注染■工程(2)糊置き
糊置きを行う場所を「板場」といいます。型紙は木枠にしっかり留められていて、しかもこの木枠も奥が蝶番で止められているので、1回糊置きするごとに謄写版のように上げ下げしながら糊置きしてゆきます(写真の左側の職人さんが木枠をちょうど上げています)。白生地の上に木枠に固定された型紙を置き、その上から特別に調合された防染糊を大きなヘラで均一に糊置きしてゆきます。(写真右側の職人さんが、型紙の巾大のヘラで糊置きしています。)
糊を置いた生地は、型紙の大きさ通りにきっちりと屏風畳みして重ねてゆきます。特に細かい模様では連続模様が精緻につながるように細心の注意を払いながら白生地をきっちり折り返し、ヘラを動かし、同じように糊置きしてゆきます。型紙大に糊置きされた白生地は屏風折りに畳みながら、さらに防染糊を置いてゆきます。
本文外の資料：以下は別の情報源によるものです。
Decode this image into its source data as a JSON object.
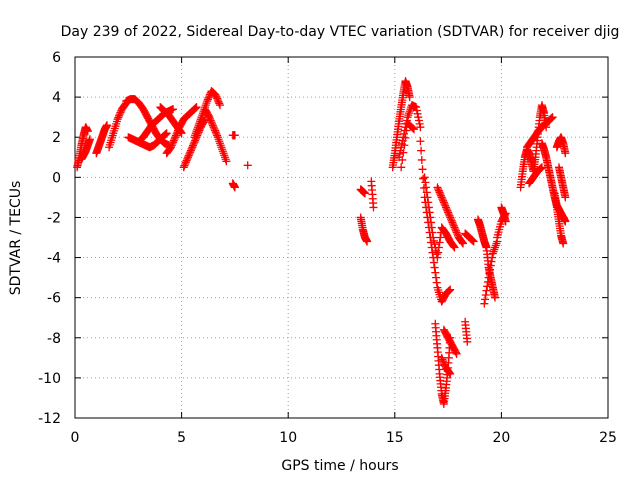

防染糊は、糯粉(もちこ)と糠、石灰などを調合して作りますが、夏場は糯粉が腐りやすいので、代わりに海草などを混ぜて作るのだそうです。ベテランの職人さんは、1疋で約24~26回糊置きを繰り返しますが、その手はスッスッとためらいもなく動いてゆき、それは見事です。この糊置きの具合により、出来上がりの品質が左右されますので、熟練の高度な職人技が要求されます。糊置きした白生地には、おがくずを振るいかけます。糊が他にくっつかないようにするためと、糊が乾燥し、白生地が反らないようにするためです。